Fort Knox taking armor training on road
Posted : Sunday Apr 20, 2008 11:17:52 EDT
FORT KNOX, Ky. — The Abrams tank won’t be the only mobile thing about the Army’s Armor School training class.
The Army is taking the class on the road, citing the lack of troops volunteering to travel to Fort Knox, Ky., for the nine-week course to become master gunners after completing multiple 15-month tours in Iraq.
“Now we come to them,” said Maj. Chris Cavin, 16th Cavalry Regiment commander, one of the instructors for the course.
Sgt. 1st Class Jason Evans, also an instructor for the Armor School, said he spent six months away from his assignment in Germany to become a master gunner.
“That was a big family killer,” he said.
Chances to attend courses such as this often come as a service member considers whether to leave the military or become a career soldier, said Staff Sgt.
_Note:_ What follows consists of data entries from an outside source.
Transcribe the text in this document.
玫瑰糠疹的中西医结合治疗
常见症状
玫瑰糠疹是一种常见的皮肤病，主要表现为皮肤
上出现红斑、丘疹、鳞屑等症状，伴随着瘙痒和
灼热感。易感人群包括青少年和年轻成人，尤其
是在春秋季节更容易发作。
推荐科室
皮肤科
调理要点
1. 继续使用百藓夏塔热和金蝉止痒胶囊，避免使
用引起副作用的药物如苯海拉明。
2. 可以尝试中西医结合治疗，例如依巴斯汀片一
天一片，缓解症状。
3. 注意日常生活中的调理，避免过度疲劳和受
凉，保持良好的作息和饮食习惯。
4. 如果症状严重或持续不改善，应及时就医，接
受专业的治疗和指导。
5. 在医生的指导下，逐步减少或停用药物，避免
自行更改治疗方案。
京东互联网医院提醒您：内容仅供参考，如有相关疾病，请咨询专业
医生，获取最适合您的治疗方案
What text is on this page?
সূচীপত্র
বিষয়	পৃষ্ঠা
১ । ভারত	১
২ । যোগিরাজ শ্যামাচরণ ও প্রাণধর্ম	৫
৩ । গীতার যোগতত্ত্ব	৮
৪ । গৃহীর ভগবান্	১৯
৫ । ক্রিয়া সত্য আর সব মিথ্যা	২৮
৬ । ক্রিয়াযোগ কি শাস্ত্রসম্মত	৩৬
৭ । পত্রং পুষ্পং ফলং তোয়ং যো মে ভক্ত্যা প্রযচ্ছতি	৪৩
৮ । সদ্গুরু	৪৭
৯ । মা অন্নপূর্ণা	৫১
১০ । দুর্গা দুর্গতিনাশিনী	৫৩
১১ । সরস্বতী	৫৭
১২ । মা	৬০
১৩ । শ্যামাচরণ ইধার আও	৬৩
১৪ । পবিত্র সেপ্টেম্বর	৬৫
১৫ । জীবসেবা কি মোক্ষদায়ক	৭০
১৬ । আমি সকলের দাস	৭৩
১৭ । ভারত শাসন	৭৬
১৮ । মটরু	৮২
Jeremy Whiting, a course instructor for the 16th Cavalry Regiment.
“There’s a big difference in the commitment levels,” he said. “There are a lot of things in the Army where you choose family or you choose Army. ... This will take the decision out of it.”
The classrooms for the training are being folded into three semitrailers with the first road trip scheduled for July. At the latest, the first class will be in October at Fort Bliss, Texas, to train members of the 1st Armor Division.
Evans and Whiting are now training students in the trailers, seeking to identify any problems before the mobile course rolls out.
The $2.8 million project features state-of-the-art equipment, some of which is not found in the conventional master gunner course.
One trailer features the inner workings of an M256 120mm gun, the main weapon on the Abrams. It can be started in ultraslow motion, showing students how its parts move.
“As the name applies, they become a master of each one of these weapons,” Cavin said.
A second trailer houses an 18-student classroom, where soldiers examine cutouts of two smaller machine guns found on the tanks. The trailer also holds projector screens.
A third trailer hauls equipment needed for the course, which can be self sufficient and run on generators.
“We could run in the desert,” Cavin said.
The trailers also carry a $300,000 three-dimensional imagery program and a 72-inch projector screen that can broadcast both inside and outside the trailers.
And, even though the training will be on the road, the standards are still high, Whiting said. The training requires a 100 percent score in a hands-on exam and a 90 percent score on a 10-question written exam to pass.
“A ‘B’ doesn’t cut it around here,” Whiting said.